How Many Times a Day Should Forex Trading?
The high volatility of the forex market is indeed the cause of the many opportunities that can be used by forex traders. Opportunities can arise at any time: morning, afternoon, evening, night, or even early morning. No wonder forex trading is increasingly becoming one of the alternative businesses that are getting more and more interested.
This time we will instead highlight the high frequency of profit opportunities created. Does a forex trader really have to do a “brush out” of all the opportunities that exist? Or does it even have to be “picky”? Which one is true?
Opportunities are directly proportional to risk
We are equally aware that in the business world (including investment) the law of “opportunity is directly proportional to risk” applies. This means that the greater the opportunities created automatically will make the risks faced become even greater. High risk-high return.

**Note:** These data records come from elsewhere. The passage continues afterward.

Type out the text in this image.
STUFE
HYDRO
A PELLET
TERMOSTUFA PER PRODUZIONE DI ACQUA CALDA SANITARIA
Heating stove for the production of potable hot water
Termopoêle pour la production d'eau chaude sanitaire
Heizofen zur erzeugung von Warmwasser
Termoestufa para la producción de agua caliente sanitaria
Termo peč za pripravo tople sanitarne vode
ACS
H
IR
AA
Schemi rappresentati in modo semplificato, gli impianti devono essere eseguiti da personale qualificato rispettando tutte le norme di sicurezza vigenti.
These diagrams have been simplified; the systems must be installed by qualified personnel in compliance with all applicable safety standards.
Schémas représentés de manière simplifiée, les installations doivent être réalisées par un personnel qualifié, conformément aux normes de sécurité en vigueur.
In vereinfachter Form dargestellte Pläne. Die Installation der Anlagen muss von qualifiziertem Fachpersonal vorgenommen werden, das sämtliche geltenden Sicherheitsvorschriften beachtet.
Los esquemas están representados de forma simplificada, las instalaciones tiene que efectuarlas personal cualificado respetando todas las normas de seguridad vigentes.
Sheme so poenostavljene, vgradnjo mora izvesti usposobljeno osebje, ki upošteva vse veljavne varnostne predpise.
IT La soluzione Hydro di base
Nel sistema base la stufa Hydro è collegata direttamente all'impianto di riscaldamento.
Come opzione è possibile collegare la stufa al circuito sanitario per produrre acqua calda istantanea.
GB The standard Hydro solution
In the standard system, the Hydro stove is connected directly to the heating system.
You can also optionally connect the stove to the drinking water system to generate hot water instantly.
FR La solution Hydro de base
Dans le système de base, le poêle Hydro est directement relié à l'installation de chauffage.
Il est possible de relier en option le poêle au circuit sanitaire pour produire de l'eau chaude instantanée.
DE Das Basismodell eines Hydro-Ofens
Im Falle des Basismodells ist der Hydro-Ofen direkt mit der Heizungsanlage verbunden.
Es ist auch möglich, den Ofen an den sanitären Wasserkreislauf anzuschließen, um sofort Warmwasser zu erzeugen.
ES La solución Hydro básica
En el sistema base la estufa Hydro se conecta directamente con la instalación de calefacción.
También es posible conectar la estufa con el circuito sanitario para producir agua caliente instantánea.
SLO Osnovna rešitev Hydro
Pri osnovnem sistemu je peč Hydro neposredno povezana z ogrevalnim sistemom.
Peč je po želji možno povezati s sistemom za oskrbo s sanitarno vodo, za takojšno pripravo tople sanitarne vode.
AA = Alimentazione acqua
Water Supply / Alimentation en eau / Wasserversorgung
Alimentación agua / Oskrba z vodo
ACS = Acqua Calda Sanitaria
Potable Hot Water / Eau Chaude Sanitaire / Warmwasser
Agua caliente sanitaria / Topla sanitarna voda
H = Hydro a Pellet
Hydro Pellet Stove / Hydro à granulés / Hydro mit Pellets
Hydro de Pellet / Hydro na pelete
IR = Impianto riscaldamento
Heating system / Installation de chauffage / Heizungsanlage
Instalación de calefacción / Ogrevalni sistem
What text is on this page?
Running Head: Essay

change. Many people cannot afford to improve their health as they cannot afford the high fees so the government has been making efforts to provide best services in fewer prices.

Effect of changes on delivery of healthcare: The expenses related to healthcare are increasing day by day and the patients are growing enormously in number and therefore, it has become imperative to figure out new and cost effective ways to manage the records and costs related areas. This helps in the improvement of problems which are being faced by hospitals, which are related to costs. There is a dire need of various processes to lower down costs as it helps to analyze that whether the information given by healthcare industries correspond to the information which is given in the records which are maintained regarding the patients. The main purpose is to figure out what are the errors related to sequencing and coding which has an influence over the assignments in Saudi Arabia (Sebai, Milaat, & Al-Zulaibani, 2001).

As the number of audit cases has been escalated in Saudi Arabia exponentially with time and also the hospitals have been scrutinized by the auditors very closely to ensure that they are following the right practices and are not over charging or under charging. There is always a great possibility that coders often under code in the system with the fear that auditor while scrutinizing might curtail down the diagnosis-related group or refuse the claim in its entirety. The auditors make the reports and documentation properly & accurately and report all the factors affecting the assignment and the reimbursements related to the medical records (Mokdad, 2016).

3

Thus, a very large opportunity on the forex market is certainly accompanied by a potential risk of comparable magnitude. Don’t think that every transaction you make – or is suggested by your consultant – has a guarantee that it will definitely make a profit. There is no guarantee like that. That is why at every opportunity the Market Analyst always reminded of the need to anticipate and limit risks by applying good and proper risk management , one of which is cut loss.
Don’t “Require” Trading Every Day
Back to the opportunities that are very large, you should also not make trading activities an “obligation” that must be done every day. Even though for example you are a full-time trader who makes forex trading as the only livelihood, still not allowed to trade blindly.
Keep looking for the best opportunities based on the analysis you have done. As a day trader for example, you still have to look at the market and find out when the right time to open a position.
Often a trader also feels the need to make a transaction just for the sake of “avenging the defeat” that happened before. He felt the need to immediately cover the losses caused by previous transactions by opening new transactions as quickly as possible and often ignoring good and correct analysis. The desire to immediately make up for losses previously suffered is the motivation behind the action. This is called “revenge trading”.
Don’t get me wrong, this kind of attitude not only hits beginners but also “veterans” who have long been in the world of forex trading.
When experiencing loss , “veterans” actually get a greater psychological burden than beginners because they are usually used as “role models”. There are quite a lot of veterans who feel embarrassed if they are known to have suffered a loss, especially if it turns out they suggest their “followers” to follow them to open the same position. That will hurt their ego so that they are triggered to immediately “make up for” that shame and passionately pursue every price move. They become emotional.
In such psychological conditions, traders often ignore the need to be careful in making decisions; or at least their level of caution is greatly reduced. The level of accuracy in looking at price movements also decreases and is often drastic. So it is not surprising that the next decision is of low quality in terms of analysis.
In addition, they will also tend to overtrade, namely opening positions with quantities that are too large beyond the risk tolerance set in the trading plan. Or, transactions carried out repeatedly in the hope of being able to quickly cover losses previously suffered.
This is not good. Recall that opportunities are directly proportional to risk. The bigger, or the more often you make transactions, besides making opportunities to gain profits will be greater but also expose your capital to face greater risks. Think about it again.
So, How Many Times a Day?
Although usually a day trader makes transactions once a day, there is actually no minimum or maximum limit. You should open a position if you can clearly see that there is a valid trading signal provided by the trading system that you have. If there is no valid signal, I suggest not to make a transaction.
Often even a full day you don’t find a valid trading signal. If you feel that MUST TRADING TODAY, the trading decisions that you take will not have a strong enough basis for analysis. Remember that even though you have done a good analysis, it is not certain that the transaction you are doing will end in profit. So if you force yourself to continue to make transactions at that time you actually have gambled. The decision that you take is an emotional decision because you are upset because you are worried that you will not get a profit on that day.
If you cannot make transactions today because there is no good opportunity, you can still try to find other opportunities on another day.The market has been kind enough to stay open 24 hours a day, 5 days a week.
So if you currently use a trading system that you believe is of quality, make a transaction only if the system provides a clear and valid signal.Such signals can appear once a day, twice a day, or even not appear at all. Just follow the signal every time you look at it and don’t force yourself to transact if there is no signal you see. As simple as that.